Diversify and Conquer: Diversity-Centric Data Selection with Iterative Refinement

TL;DR

This work tackles the problem of selecting an optimal, diverse subset of instruction data for finetuning large language models. It introduces a diversity-centric framework combining k-means clustering with an iterative refinement loop that leverages early training signals to reweight clusters and resample data. The static k-means-quality (kMQ) method and the iterative variant consistently outperform random sampling and previous data-selection baselines, with the iterative approach achieving the strongest gains across multiple tasks and models. The study demonstrates the practical value of diversity-first data selection for instruction tuning, offering guidelines for cluster count and scoring methods, and provides code to facilitate reproducibility and further research.

Abstract

Finetuning large language models on instruction data is crucial for enhancing pre-trained knowledge and improving instruction-following capabilities. As instruction datasets proliferate, selecting optimal data for effective training becomes increasingly important. This work addresses the question: How can we determine the optimal subset of data for effective training? While existing research often emphasizes local criteria like instance quality for subset selection, we argue that a global approach focused on data diversity is more critical. Our method employs k-means clustering to ensure the selected subset effectively represents the full dataset.
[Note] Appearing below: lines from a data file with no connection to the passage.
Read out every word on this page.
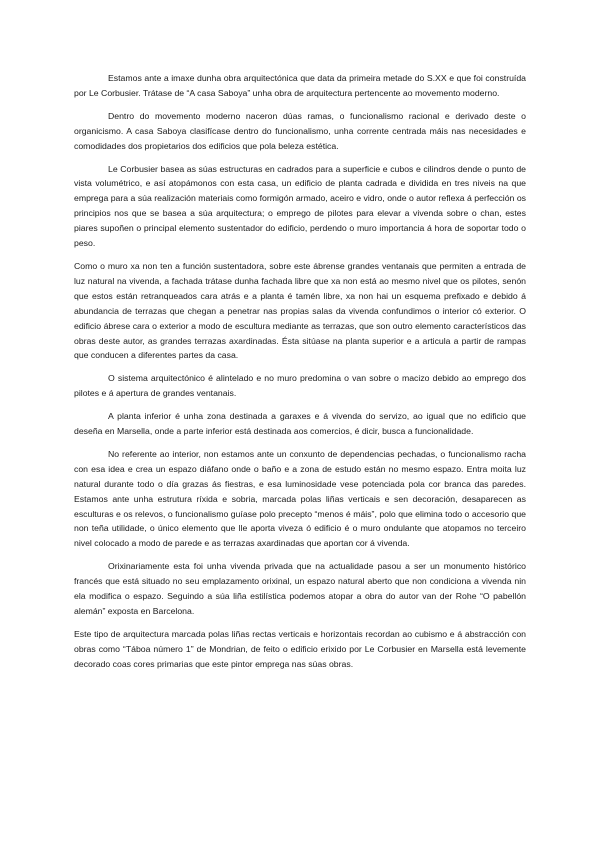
Estamos ante a imaxe dunha obra arquitectónica que data da primeira metade do S.XX e que foi construída por Le Corbusier. Trátase de “A casa Saboya” unha obra de arquitectura pertencente ao movemento moderno.

Dentro do movemento moderno naceron dúas ramas, o funcionalismo racional e derivado deste o organicismo. A casa Saboya clasifícase dentro do funcionalismo, unha corrente centrada máis nas necesidades e comodidades dos propietarios dos edificios que pola beleza estética.

Le Corbusier basea as súas estructuras en cadrados para a superficie e cubos e cilindros dende o punto de vista volumétrico, e así atopámonos con esta casa, un edificio de planta cadrada e dividida en tres niveis na que emprega para a súa realización materiais como formigón armado, aceiro e vidro, onde o autor reflexa á perfección os principios nos que se basea a súa arquitectura; o emprego de pilotes para elevar a vivenda sobre o chan, estes piares supoñen o principal elemento sustentador do edificio, perdendo o muro importancia á hora de soportar todo o peso.

Como o muro xa non ten a función sustentadora, sobre este ábrense grandes ventanais que permiten a entrada de luz natural na vivenda, a fachada trátase dunha fachada libre que xa non está ao mesmo nivel que os pilotes, senón que estos están retranqueados cara atrás e a planta é tamén libre, xa non hai un esquema prefixado e debido á abundancia de terrazas que chegan a penetrar nas propias salas da vivenda confundimos o interior có exterior. O edificio ábrese cara o exterior a modo de escultura mediante as terrazas, que son outro elemento característicos das obras deste autor, as grandes terrazas axardinadas. Ésta sitúase na planta superior e a articula a partir de rampas que conducen a diferentes partes da casa.

O sistema arquitectónico é alintelado e no muro predomina o van sobre o macizo debido ao emprego dos pilotes e á apertura de grandes ventanais.

A planta inferior é unha zona destinada a garaxes e á vivenda do servizo, ao igual que no edificio que deseña en Marsella, onde a parte inferior está destinada aos comercios, é dicir, busca a funcionalidade.

No referente ao interior, non estamos ante un conxunto de dependencias pechadas, o funcionalismo racha con esa idea e crea un espazo diáfano onde o baño e a zona de estudo están no mesmo espazo. Entra moita luz natural durante todo o día grazas ás fiestras, e esa luminosidade vese potenciada pola cor branca das paredes. Estamos ante unha estrutura ríxida e sobria, marcada polas liñas verticais e sen decoración, desaparecen as esculturas e os relevos, o funcionalismo guíase polo precepto “menos é máis”, polo que elimina todo o accesorio que non teña utilidade, o único elemento que lle aporta viveza ó edificio é o muro ondulante que atopamos no terceiro nivel colocado a modo de parede e as terrazas axardinadas que aportan cor á vivenda.

Orixinariamente esta foi unha vivenda privada que na actualidade pasou a ser un monumento histórico francés que está situado no seu emplazamento orixinal, un espazo natural aberto que non condiciona a vivenda nin ela modifica o espazo. Seguindo a súa liña estilística podemos atopar a obra do autor van der Rohe “O pabellón alemán” exposta en Barcelona.

Este tipo de arquitectura marcada polas liñas rectas verticais e horizontais recordan ao cubismo e á abstracción con obras como “Táboa número 1” de Mondrian, de feito o edificio erixido por Le Corbusier en Marsella está levemente decorado coas cores primarias que este pintor emprega nas súas obras.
We propose an iterative refinement method inspired by active learning techniques to resample instances from clusters, reassessing each cluster's importance and sampling weight in every training iteration. This approach reduces the effect of outliers and automatically filters out clusters containing low-quality data. Through extensive evaluation across natural language reasoning, general world knowledge, code and math reasoning tasks, and by fine-tuning models from various families, we observe consistent improvements, achieving a 7% increase over random selection and a 3.8% improvement over state-of-the-art sampling methods. Our work highlights the significance of diversity-first sampling when finetuning LLMs to enhance performance across a broad array of evaluation tasks. Our code is available at https://github.com/for-ai/iterative-data-selection.

Figures (6)

• Figure 1: Our proposed clustering ($k$MQ) and two sampling methods: We visualize our static data selection with $k$MQ, as proposed \ref{['sec:static']} and the iterative data selection pipeline where we refine the selection criteria and resample new instances in each iteration, as proposed in \ref{['sec:iterative_method']}.
• Figure 2: Comparison of iterative selection approach using different sample-scoring methods: perplexity, GPT-4, reward model. Note that both random and $k$MQ selection methods use 10% of data and train for three epochs. The iterative feedback runs are performed with the same budget at iteration 3, ensuring a fair comparison. Iterative sampling using a reward model achieves the best performance.
• Figure 3: Average performance on downstream tasks (bar plots) for different number of clusters $k$. There is a correlation between downstream performance and both Silhouette and Elbow scores. The silhouette score is an efficient and effective proxy to estimate the number of clusters eliminating the need to explore the hyperparameter space.
• Figure 4: The percentage of clusters with an aggregated quality score below the threshold of 0.3.
• Figure 5: Impact of using different embedding models to cluster prompts. The Silhouette score consistently predicts the overall cluster quality with different embedding models.